I'm not sure why you see this as 'absurdity', because it is a problem and it is something we try to design around with everything from good UIs to fatigue management.
I see it as absurd because when you get to that level, there's no information about what you can practically do to fix it. You've gone way past the threshold of usefulness — if you get my meaning (in other words, this reductionist view could end with "because, physics", but that's not very helpful).
You don't attempt to fix human fallibility itself but instead create systems and process to reduce both it's likelihood and impact (as you describe) for specific scenarios. Those systems and processes can then be improved and new scenarios added.
In this particular case, I find the reduction to 'management and hard deadlines' to be a useless summary (as well as incorrect) as it goes beyond the threshold.
> I see it as absurd because when you get to that level, there's no information about what you can practically do to fix it.

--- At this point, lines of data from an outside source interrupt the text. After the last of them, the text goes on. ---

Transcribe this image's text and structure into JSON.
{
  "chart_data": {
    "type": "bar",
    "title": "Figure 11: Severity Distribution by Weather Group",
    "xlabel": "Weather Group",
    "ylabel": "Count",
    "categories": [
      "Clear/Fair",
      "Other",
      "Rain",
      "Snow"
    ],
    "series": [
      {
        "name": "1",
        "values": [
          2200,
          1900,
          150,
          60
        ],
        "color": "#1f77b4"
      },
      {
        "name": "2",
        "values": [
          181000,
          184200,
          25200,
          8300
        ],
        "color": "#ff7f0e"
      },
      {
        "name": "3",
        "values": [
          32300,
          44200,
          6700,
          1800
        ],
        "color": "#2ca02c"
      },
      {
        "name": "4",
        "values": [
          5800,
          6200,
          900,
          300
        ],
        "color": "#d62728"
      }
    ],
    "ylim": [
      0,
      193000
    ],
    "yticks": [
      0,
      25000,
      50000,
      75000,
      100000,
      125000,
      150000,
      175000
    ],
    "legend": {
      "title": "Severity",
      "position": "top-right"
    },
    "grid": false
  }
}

I disagree. I see it as important to recognize our shortcomings and find successful ways to deal with them. It may be that we haven't yet figured this out in general, but figuring out specific cases may allow us to solve individual pieces of the problem one at a time and improve things even if we cannot fully overcome our flaws.
> Changing a part, without also changing it's part-number, doesn't sound like a normal thing to do (and then forget about).
This really depends. If the original part was not being made to spec and the "new" part was to spec, the specs never changed and therefore the part number shouldn't change. They would just identify that parts with serial numbers or stamp dates up to X were not made to spec or defective.
This is a complex issue and I do not agree with the (over-simplistic) reduction to 'management' and 'deadlines'.